Disse ingenuamente. Improvvisamente le sue labbra divennero molto più che invitanti, sembrava mi chiamassero, erano una tentazione troppo forte, come se avessero scritto sopra 'Baciaci'. Quanto avrei voluto farlo, ma non potevo... Non dovevo. Improvvisamente spostò una mano sul mio sedere, al ché sobbalzai, era diventato davvero troppo.
"Adesso basta."
Dissi allontanandomi. Avevo il battito accellerato, il respiro pesante ed ero piuttosto accaldata. Anche lui era nella mia stessa situazione, ma sembrò non accorgersene.
"Che c'è che non va?"
Mi chiese confuso.
"Okay toccarsi, ma... così è troppo."
Ammisi. Lui mantenne il suo sguardo confuso.
"Non capisco, cosa c'è di sbagliato?"
Mi chiese. Come poteva non capirlo, era talmente ovvio. Non mi sembrava però stesse facendo il finto tonto, anzi, sembrava davvero confuso.
"Ho fatto qualcosa che non dovevo?"
Mi chiese preoccupato. Davvero non capiva?
"Harry, posso farti una domanda?"
Dovevo chiederglielo, avevo bisogno di capire.
"Dimmi."
Acconsentì.
"Tu sai cos'è il sesso?"
Gli chiesi diretta guardandolo negli occhi. Lui inclinò la testa da un lato, riprendendo il suo sguardo confuso di poco prima.
"No."
Rispose semplicemente. Non era possibile.
"Harry, quanti anni hai?"
Gli chiesi.
"Diciannove."
Mi confidò. La mia mente aveva formulato un'ipotesi, ma non poteva essere vera, andiamo.

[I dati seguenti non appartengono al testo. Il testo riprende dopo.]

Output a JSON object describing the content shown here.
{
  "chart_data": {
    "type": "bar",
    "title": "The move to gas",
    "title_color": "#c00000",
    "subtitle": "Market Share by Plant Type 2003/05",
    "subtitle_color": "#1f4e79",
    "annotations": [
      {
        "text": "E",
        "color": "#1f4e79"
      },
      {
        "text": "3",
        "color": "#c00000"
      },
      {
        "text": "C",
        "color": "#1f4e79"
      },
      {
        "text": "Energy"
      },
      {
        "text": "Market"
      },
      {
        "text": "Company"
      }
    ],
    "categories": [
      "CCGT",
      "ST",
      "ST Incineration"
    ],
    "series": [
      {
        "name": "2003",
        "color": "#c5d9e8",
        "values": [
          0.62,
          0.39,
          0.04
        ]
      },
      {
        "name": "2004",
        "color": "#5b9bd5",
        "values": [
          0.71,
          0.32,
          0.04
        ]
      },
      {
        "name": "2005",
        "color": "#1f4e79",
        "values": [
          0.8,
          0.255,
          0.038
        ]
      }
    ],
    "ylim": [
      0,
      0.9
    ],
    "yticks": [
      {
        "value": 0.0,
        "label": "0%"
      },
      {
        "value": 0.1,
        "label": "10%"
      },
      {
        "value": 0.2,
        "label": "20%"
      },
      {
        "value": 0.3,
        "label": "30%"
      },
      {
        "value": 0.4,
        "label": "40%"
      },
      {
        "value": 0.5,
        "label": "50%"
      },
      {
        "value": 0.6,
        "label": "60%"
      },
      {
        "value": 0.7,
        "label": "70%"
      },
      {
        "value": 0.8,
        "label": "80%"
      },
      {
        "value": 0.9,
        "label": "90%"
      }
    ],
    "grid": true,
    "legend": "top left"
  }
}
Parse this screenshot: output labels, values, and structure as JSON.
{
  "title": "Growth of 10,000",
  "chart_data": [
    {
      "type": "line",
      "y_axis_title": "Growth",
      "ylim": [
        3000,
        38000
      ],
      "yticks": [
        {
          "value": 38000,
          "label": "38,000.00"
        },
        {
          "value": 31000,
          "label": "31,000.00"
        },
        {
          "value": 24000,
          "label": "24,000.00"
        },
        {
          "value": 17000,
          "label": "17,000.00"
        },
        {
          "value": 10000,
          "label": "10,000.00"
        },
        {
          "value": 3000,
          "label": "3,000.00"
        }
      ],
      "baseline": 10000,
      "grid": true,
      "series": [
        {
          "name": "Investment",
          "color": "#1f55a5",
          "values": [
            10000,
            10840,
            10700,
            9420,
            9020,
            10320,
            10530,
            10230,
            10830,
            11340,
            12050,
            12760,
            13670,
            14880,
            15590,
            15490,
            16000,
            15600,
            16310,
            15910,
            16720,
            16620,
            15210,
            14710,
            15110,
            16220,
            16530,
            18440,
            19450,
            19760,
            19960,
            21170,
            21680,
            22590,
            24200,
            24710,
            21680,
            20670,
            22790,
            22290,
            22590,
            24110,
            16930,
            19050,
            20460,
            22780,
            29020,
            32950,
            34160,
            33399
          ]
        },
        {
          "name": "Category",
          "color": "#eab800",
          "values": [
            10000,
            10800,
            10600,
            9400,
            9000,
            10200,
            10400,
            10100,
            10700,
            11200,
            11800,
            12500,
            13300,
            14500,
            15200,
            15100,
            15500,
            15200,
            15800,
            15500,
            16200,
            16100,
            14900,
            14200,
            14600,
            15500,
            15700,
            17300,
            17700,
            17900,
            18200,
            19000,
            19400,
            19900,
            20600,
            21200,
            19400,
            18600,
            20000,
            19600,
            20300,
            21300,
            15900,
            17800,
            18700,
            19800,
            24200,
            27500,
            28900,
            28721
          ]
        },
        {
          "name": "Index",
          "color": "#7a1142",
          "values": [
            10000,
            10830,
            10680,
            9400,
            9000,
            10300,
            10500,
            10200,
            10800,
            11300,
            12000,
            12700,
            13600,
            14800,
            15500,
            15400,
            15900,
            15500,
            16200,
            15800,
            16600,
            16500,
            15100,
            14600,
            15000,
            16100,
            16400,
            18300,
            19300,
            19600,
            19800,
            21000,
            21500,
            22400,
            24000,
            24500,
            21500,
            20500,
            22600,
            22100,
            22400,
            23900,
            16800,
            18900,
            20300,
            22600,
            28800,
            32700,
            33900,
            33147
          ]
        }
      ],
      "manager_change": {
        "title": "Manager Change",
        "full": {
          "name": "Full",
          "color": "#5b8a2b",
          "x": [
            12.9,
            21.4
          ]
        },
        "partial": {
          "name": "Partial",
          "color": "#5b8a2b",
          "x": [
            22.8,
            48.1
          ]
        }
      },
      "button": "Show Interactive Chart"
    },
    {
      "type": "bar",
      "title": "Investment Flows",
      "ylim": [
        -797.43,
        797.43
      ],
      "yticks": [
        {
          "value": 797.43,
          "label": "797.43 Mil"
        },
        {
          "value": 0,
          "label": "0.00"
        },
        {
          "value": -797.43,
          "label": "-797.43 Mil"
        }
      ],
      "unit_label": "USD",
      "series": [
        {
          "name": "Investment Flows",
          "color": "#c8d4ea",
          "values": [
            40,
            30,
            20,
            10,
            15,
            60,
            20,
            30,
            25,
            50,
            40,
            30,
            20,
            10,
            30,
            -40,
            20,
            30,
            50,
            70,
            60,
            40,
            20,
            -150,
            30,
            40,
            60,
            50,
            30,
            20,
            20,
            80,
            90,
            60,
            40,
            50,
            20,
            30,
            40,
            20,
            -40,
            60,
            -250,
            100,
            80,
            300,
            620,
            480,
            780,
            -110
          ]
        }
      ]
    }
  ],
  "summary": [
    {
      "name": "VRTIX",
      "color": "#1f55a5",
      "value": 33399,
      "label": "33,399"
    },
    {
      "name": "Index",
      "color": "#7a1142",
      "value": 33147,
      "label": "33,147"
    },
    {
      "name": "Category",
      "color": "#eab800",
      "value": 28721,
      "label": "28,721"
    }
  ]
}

"Da quanto tempo vivi isolato da tutto e tutti?"
Gli chiesi mantenendo lo sguardo fisso sui suoi occhi, avvicinandomi un po'.
"Da quando mia madre è andata via..."
Disse malinconico, abbassando lo sguardo. Non poteva essere, non era possibile... Presi il suo viso fra le mani, così da costringerlo a guardarmi nuovamente negli occhi.
"Harry, quanti anni avevi quando tua madre è andata via?"
Gli chiesi come ultima cosa.
"Nove."
Sbiancai. Non ci potevo credere, dovevo parlare immediatamente con il Signor Jackson, mi doveva delle spiegazioni.